Whilst this project initially focussed on drug discovery, fields as disparate as geology, space exploration, forensics, painting authentication and food technology could benefit from the new method – as long as there is a crystalline component. And because the method is so fast, the team have since found that SDPD-SX could analyse air-sensitive samples that must be stored under nitrogen.

Pamela Whitfield, an expert in powder diffraction and leading scientist at Excelsus Structural Solutions, Switzerland, describes the method as a more modern and practical take on the old-school Gandolfi x-ray film camera. ‘Extremely small samples can be highly problematic and any easily accessible solution to collecting better data is a welcome addition to the analyst’s toolkit,’ she adds.

However, SDPD-SX is not without its problems – currently the data has to be collected at room temperature, so the resolution is not as sharp as if it were collected using a cryostream. The method also failed to solve the structure of γ-carbamazepine, due to the crystal’s large asymmetric unit and low space group symmetry.

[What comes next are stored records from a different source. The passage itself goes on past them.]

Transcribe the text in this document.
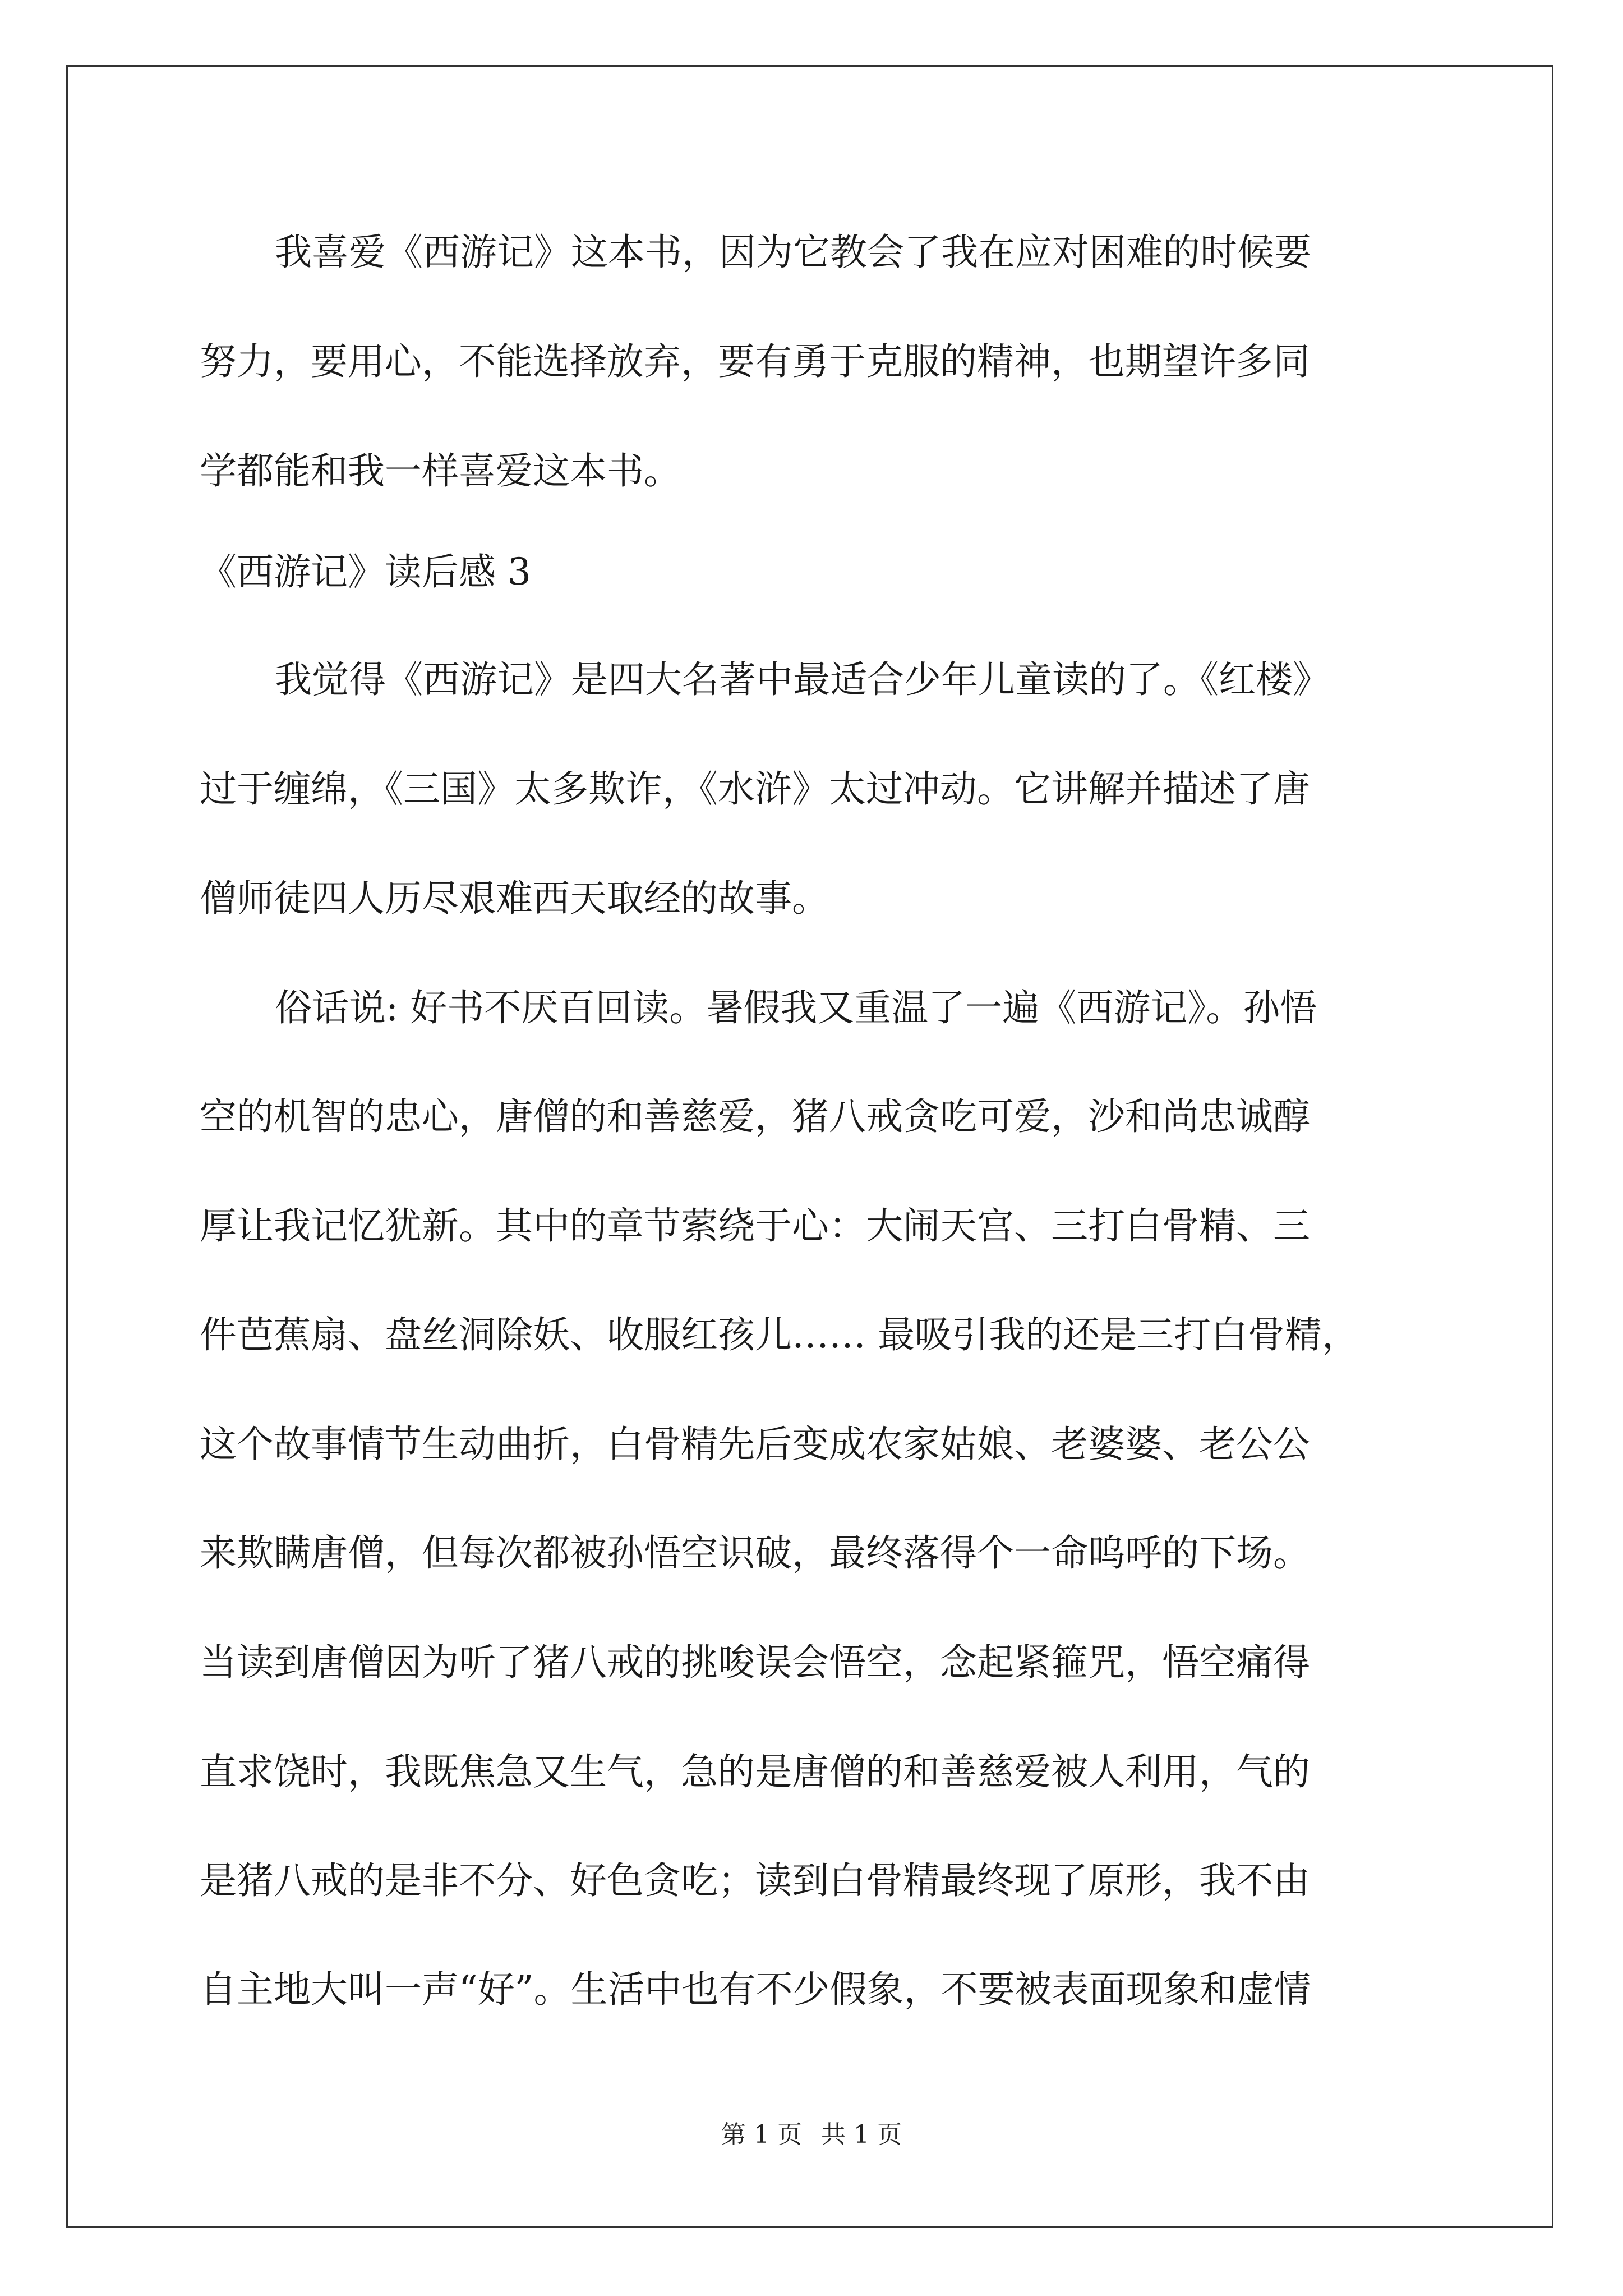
我喜爱《西游记》这本书，因为它教会了我在应对困难的时候要
努力，要用心，不能选择放弃，要有勇于克服的精神，也期望许多同
学都能和我一样喜爱这本书。
《西游记》读后感 3
我觉得《西游记》是四大名著中最适合少年儿童读的了。《红楼》
过于缠绵，《三国》太多欺诈，《水浒》太过冲动。它讲解并描述了唐
僧师徒四人历尽艰难西天取经的故事。
俗话说: 好书不厌百回读。暑假我又重温了一遍《西游记》。孙悟
空的机智的忠心，唐僧的和善慈爱，猪八戒贪吃可爱，沙和尚忠诚醇
厚让我记忆犹新。其中的章节萦绕于心：大闹天宫、三打白骨精、三
件芭蕉扇、盘丝洞除妖、收服红孩儿…… 最吸引我的还是三打白骨精，
这个故事情节生动曲折，白骨精先后变成农家姑娘、老婆婆、老公公
来欺瞒唐僧，但每次都被孙悟空识破，最终落得个一命呜呼的下场。
当读到唐僧因为听了猪八戒的挑唆误会悟空，念起紧箍咒，悟空痛得
直求饶时，我既焦急又生气，急的是唐僧的和善慈爱被人利用，气的
是猪八戒的是非不分、好色贪吃；读到白骨精最终现了原形，我不由
自主地大叫一声“好”。生活中也有不少假象，不要被表面现象和虚情
第 1 页 共 1 页
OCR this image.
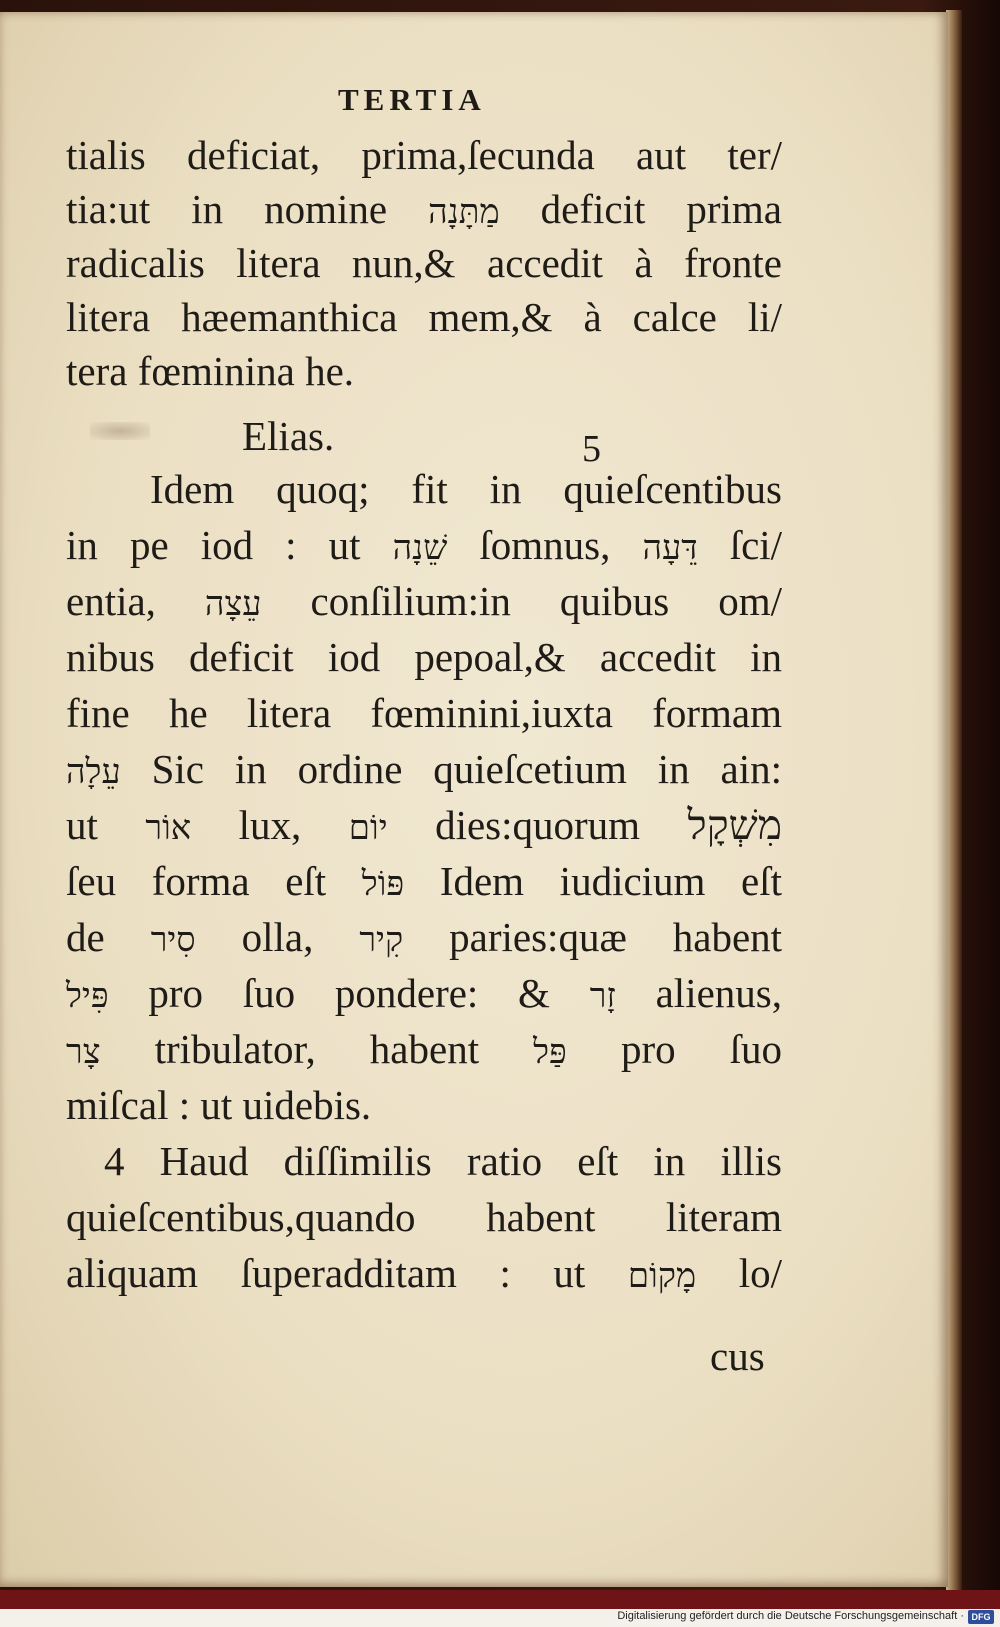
TERTIA
tialis deficiat, prima,ſecunda aut ter/
tia:ut in nomine מַתָּנָה deficit prima
radicalis litera nun,& accedit à fronte
litera hæemanthica mem,& à calce li/
tera fœminina he.
Elias.	5
Idem quoq; fit in quieſcentibus
in pe iod : ut שֵׁנָה ſomnus, דֵּעָה ſci/
entia, עֵצָה conſilium:in quibus om/
nibus deficit iod pepoal,& accedit in
fine he litera fœminini,iuxta formam
עֵלָה Sic in ordine quieſcetium in ain:
ut אוֹר lux, יוֹם dies:quorum מִשְׁקָל
ſeu forma eſt פּוֹל Idem iudicium eſt
de סִיר olla, קִיר paries:quæ habent
פִּיל pro ſuo pondere: & זָר alienus,
צָר tribulator, habent פַּל pro ſuo
miſcal : ut uidebis.
4 Haud diſſimilis ratio eſt in illis
quieſcentibus,quando habent literam
aliquam ſuperadditam : ut מָקוֹם lo/
cus
Digitalisierung gefördert durch die Deutsche Forschungsgemeinschaft · DFG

Kabova and her colleagues envision SDPD-SX complementing existing techniques, rather than replacing them. ‘We have shown, certainly for small organic molecules, that this technique pretty much compares with what a standard powder diffractometer can do; maybe not with the same initial level of accuracy, but certainly of a quality suitable for subsequent refinement whether computational or based on the diffraction data,’ says Kabova.

Previously, the problem with crystal structure determination was that single crystal diffractometers required a single crystal. Without a useable single crystal, scientists used powder x-ray diffraction instead. But without the milligram quantities needed to run powder diffraction, obtaining crystal structure data seemed impossible. ‘When somebody tells you that it’s not possible; don’t believe them,’ comments team member Charles Blundell of C4X discovery in the UK. ‘Take it as a challenge that you need to think differently, and then invent something, because that’s how we make progress.’